En la segunda parte del presente capítulo San Benito nos recuerda también otros vicios que se pueden introducir cuando hay dinero de por medio. Nos dice: Si han de venderse algunas de las obras de los artesanos, procuren aquellos por cuyas manos ha de pasar la venta no atreverse a cometer ningún fraude. Recuerden siempre a Ananías y Safira, no sea que la muerte que éstos sufrieron en el cuerpo, la padezcan en el alma ellos y todos los que cometan algún fraude con bienes del monasterio.
Está visto que cuando uno entra en el monasterio el hombre viejo no se queda fuera, sino que también entra con cada uno de nosotros. Debemos ir transformándolo hasta que adquiera la forma de Cristo. Por eso, lejos de preocuparnos el ver que las pasiones que anidan en el corazón humano salen a la luz incluso con el hábito puesto, debemos ver en ello oportunidades que Dios nos da para crecer según Cristo. Pero el abad tiene como misión estar atento para que los hermanos no se dejen engañar.
Dos son los vicios que se pueden introducir en la venta de las cosas: el hurto y la codicia. Dice el refrán que al ladrón lo hace la ocasión. Somos buenos, pero cuando se nos pone la ocasión viene la tentación y a veces podemos caer. Los muertos no son virtuosos por el hecho de no cometer ya pecado alguno, simplemente carecen de ocasión y posibilidad para hacerlo. Nosotros sí que podemos caer. ¡Cuántas veces nos asombramos aún de nosotros mismos y nos decimos “pero si yo antes no era así”! Por supuesto, pero recuerda que antes nunca habías tenido verdadera ocasión de caer en eso. De ahí que nos escandalicemos cuando oímos hablar de una persona consagrada que ha cometido tal o cual fechoría. ¡Dios nos proteja para que no caigamos nosotros en ello! Ciertamente que la virtud no está en el que se inflama interiormente pensando en la virtud, sino en el que con el paso de los años sufre en sus carnes la lucha por la virtud, dejando a veces pelos en la gatera de la tentación. Y cuando nos despluman un poco parece que somos más feos, pero Dios mira el corazón y sabe lo que cada uno tiene que luchar dentro de sí. Las cicatrices que puede haber en el corazón le privan de una belleza impoluta, pero manifiestan la lucha que se ha tenido y el amor que se ha ofrecido.

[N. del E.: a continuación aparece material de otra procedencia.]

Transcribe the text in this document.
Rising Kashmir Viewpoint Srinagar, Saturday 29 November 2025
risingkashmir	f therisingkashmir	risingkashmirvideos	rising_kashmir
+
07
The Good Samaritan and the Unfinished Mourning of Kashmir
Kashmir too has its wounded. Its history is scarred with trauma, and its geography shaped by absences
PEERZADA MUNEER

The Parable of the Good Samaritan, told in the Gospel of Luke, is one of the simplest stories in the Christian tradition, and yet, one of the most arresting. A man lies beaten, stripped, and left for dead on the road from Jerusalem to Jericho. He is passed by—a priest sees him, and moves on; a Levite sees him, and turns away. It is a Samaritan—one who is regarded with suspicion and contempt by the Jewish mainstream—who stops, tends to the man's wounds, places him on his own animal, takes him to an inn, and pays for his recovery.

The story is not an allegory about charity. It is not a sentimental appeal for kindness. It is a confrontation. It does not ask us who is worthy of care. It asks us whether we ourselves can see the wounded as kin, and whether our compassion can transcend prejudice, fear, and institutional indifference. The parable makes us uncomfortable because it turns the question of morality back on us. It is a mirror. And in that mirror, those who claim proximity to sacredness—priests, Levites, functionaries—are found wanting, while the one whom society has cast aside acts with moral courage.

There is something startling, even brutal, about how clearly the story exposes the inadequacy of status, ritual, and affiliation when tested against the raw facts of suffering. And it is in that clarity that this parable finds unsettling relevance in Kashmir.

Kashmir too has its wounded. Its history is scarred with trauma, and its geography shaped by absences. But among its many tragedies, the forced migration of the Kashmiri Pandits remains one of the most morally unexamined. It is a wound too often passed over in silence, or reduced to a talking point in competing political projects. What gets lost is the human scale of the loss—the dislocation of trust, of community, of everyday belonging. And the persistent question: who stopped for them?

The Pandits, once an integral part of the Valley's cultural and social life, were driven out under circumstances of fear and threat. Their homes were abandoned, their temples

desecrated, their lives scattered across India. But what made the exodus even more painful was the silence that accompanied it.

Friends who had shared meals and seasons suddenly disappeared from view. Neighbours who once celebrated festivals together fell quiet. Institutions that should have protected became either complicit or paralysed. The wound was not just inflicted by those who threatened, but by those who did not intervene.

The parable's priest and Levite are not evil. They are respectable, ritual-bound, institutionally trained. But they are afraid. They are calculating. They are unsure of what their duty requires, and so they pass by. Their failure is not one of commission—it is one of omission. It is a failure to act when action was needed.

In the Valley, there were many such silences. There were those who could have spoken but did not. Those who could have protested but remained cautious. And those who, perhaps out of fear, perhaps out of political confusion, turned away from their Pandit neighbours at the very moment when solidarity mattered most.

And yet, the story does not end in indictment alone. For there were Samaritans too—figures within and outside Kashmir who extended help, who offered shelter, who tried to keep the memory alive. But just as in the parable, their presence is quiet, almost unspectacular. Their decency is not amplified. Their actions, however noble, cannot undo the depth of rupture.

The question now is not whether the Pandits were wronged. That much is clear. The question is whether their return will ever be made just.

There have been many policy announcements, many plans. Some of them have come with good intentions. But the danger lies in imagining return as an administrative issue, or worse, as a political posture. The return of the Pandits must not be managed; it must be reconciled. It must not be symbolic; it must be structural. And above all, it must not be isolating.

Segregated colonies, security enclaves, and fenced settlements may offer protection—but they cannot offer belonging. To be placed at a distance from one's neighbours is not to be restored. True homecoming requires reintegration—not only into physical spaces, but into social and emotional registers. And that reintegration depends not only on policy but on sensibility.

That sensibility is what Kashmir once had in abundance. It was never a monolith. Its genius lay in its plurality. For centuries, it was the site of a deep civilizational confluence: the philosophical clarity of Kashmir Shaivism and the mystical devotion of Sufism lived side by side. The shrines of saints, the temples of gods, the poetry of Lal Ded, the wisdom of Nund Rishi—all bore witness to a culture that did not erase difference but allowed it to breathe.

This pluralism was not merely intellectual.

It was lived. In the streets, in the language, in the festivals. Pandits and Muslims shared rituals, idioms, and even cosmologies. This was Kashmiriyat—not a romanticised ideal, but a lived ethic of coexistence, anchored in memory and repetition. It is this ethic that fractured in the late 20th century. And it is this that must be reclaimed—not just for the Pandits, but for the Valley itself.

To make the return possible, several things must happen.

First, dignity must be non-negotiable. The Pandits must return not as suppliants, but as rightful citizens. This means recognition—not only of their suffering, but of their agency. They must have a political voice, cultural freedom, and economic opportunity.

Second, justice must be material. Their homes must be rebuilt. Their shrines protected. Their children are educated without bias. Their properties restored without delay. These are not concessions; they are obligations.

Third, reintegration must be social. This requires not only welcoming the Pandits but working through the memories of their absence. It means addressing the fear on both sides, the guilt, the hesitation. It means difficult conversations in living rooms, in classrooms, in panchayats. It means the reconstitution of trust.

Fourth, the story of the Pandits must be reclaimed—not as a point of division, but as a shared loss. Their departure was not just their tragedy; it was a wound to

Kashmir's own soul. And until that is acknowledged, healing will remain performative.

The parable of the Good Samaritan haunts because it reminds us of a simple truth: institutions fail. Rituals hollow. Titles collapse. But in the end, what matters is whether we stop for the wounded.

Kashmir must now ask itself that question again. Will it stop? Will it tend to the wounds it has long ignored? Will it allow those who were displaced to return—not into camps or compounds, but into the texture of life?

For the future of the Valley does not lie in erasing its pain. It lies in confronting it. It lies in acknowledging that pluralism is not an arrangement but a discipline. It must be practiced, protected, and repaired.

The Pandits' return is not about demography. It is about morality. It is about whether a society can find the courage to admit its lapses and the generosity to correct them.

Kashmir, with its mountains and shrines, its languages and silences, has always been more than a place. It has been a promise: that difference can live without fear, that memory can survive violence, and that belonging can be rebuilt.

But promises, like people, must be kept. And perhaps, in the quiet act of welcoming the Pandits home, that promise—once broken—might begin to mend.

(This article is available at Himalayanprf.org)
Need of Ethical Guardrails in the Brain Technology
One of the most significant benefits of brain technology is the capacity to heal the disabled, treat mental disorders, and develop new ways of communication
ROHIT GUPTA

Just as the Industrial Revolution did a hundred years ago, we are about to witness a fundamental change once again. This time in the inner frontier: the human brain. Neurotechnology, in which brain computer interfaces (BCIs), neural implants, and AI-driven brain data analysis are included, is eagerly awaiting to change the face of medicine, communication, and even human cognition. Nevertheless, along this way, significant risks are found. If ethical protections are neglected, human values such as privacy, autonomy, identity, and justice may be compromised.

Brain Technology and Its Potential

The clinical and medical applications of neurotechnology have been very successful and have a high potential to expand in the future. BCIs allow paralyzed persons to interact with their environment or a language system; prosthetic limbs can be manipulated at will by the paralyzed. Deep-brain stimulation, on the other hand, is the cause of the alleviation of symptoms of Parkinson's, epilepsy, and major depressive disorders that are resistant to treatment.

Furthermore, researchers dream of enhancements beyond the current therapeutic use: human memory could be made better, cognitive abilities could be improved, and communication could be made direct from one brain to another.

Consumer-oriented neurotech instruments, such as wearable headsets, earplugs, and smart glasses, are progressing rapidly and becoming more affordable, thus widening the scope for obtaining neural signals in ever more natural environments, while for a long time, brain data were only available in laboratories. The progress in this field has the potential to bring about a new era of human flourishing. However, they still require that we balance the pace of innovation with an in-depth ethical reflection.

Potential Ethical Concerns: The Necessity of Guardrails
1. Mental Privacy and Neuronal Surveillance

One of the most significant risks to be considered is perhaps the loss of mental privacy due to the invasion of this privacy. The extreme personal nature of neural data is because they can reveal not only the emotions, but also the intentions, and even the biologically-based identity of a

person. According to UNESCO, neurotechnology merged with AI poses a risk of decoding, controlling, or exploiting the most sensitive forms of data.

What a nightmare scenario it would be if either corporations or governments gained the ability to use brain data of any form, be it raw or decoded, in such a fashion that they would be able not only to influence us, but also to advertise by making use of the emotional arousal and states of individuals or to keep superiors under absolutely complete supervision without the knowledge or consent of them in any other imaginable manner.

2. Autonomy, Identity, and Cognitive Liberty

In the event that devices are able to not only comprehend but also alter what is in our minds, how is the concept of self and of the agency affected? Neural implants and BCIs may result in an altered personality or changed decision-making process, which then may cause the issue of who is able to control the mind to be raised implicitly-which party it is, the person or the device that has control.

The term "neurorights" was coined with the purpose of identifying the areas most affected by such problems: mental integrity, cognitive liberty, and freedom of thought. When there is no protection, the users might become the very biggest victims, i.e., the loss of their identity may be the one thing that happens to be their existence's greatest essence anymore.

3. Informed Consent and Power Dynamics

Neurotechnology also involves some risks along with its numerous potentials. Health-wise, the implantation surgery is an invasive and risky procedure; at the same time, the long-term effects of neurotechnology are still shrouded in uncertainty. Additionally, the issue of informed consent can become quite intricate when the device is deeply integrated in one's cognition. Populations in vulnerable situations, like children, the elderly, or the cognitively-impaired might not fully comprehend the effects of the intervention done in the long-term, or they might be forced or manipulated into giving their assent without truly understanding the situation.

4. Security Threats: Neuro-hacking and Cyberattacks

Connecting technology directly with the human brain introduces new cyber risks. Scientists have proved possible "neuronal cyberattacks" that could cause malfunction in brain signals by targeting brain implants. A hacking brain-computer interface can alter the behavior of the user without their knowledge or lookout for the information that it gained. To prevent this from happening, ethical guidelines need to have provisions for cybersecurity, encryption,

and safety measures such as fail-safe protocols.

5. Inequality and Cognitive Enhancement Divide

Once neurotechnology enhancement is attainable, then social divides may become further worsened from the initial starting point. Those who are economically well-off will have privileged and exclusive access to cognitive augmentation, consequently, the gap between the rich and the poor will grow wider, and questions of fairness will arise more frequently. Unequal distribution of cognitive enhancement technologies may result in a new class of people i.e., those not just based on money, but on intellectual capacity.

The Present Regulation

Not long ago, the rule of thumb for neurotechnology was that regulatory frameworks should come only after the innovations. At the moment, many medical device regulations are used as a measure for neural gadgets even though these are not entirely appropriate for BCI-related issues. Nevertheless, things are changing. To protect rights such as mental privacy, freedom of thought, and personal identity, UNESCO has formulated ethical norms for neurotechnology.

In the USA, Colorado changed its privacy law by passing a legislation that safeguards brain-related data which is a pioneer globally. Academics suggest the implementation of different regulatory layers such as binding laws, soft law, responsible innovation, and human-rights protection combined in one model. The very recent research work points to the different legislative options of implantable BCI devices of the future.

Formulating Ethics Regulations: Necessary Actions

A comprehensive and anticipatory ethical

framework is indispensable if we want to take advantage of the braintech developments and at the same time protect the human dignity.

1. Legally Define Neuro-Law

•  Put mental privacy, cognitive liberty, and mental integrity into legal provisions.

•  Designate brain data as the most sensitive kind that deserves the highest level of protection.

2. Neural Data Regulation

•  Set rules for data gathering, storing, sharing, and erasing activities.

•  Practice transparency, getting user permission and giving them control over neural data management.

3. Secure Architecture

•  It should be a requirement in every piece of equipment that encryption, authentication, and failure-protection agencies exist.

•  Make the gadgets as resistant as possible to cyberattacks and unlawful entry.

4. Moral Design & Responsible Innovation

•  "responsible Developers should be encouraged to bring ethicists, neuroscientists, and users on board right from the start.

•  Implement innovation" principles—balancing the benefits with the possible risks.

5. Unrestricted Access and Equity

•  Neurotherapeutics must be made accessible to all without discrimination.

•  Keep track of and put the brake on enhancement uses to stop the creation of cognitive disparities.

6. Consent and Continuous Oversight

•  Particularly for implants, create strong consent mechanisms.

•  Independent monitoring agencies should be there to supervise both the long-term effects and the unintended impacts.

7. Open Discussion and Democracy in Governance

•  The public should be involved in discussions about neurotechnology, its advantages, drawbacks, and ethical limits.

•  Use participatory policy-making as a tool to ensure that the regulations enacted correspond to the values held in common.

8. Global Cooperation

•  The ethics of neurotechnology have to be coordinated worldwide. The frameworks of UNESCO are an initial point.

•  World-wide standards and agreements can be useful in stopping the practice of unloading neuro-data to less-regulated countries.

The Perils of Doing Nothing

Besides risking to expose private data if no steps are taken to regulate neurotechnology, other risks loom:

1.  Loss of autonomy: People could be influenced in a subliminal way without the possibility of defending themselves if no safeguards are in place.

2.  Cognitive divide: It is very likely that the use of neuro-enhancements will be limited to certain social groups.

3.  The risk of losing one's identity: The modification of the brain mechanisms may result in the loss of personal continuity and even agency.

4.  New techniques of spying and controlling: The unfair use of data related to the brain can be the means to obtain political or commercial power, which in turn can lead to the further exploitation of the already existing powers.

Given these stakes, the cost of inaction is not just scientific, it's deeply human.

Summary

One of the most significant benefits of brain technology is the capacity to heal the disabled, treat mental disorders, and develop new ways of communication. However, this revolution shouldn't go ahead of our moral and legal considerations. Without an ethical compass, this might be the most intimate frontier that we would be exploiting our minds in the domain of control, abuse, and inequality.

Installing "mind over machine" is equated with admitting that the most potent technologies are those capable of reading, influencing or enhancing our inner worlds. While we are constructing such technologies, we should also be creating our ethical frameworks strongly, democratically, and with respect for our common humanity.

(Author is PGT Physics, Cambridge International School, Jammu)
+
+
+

Cuando San Benito nos pone alerta ante el peligro de caer en el robo, es porque se trata de algo posible, no se lo está inventando. Ananías y Safira, en la comunidad de Jerusalén, modelo de comunidad cristiana, ya sucumbieron a ello, ¿por qué nosotros vamos a ser inmunes? Lo peor de la tentación es que se disfraza de bien y al final ya no sólo no nos remuerde la conciencia, sino que podemos considerarlo como algo virtuoso. Apropiarse de los bienes de la comunidad es pura y llanamente robar. Si hemos hecho voto de pobreza es que hemos renunciado a todo solemnemente. Si ya no nos pertenece ni nuestro propio cuerpo, cuánto menos las cosas que ni siquiera se nos han dado. Naturalmente que cuando uno se apropia de algo de la comunidad para su propio provecho le surgen mil y una razón piadosas que lo justifican: total, es de todos y si lo pido me lo darán, así no molesto al encargado; esto que cojo es para hacer un regalo y finalmente repercute en beneficio de la comunidad; etc., etc. Pero, si somos honestos, podemos preguntarnos cuál es la verdadera razón por la que no lo pedimos. Siempre está el riesgo de que no nos lo concedan, y eso nos contraría. Eso que se puede llegar a hurtar bien puede ser dinero si está al alcance, pero también cualquier otro objeto de nuestro cargo o incluso del cargo del vecino descuidado.
El problema del robo no está en el bien material en sí mismo -casi nunca será gran cosa-, sino en el daño que produce a nuestro espíritu y a las relaciones fraternas. A uno mismo le va insensibilizando espiritualmente, haciéndolo cada vez más egoísta, más centrado en sí mismo, independizándose de los demás en sentido negativo, evitando tener que pedir las cosas y creando un mundo de relaciones paralelas con los amigos, a los que tiene que dar para recibir o por haber recibido de ellos. Y poco a poco, como dice San Benito, se sufre en la propia alma la muerte que Ananías y Safira sufrieron en el cuerpo. De cara a la comunidad se va creando un clima de desconfianza, teniendo que esconder las cosas o juzgando precipitadamente cuando falta algo, pues “quien hace un cesto hace un ciento”, podemos pensar, acusando siempre al que hizo una vez un cesto.
Sí, la tentación del hurto se puede dar entre nosotros, como cualquier otro pecado, pues no somos seres superiores. Por eso debemos estar muy atentos y saber que en las cosas pequeñas es como vamos a alcanzar la forma de Cristo. Saber dejar de lado las razones que nos vienen para justificar nuestra mala acción y vivir como pobres, que todo lo piden porque nada tienen, es algo que nos hará avanzar sobremanera en la vida espiritual. Si nos engañamos pensando que el pedir es cosa de niños y que ya somos lo suficientemente adultos y responsables como para saber discernir, entonces quizá nos apartemos del grupo de los elegidos, pues de los que se hacen como niños es el reino de los cielos. Los pobres según Dios no son los que carecen de todo, sino los que eligen carecer de las cosas que nos dan seguridad y poder, buscando sólo el reino de Dios. Libremente hemos elegido un tipo de vida que creemos nos ayuda para hacer un camino interior. Nadie nos ha obligado a ello. No renunciamos a cosas ilícitas, pues éstas no las debemos hacer. Renunciamos a cosas lícitas para cualquiera, pero que nosotros abrazamos su privación por el fin que con ello pretendemos. El pecado de Ananías y Safira no fue retener parte de sus bienes para sí, lo que podían haber hecho libremente, sino que afirmaron haberlo dado todo cuando se habían reservado parte de lo que ya no les pertenecía al decir que lo habían dado a la comunidad.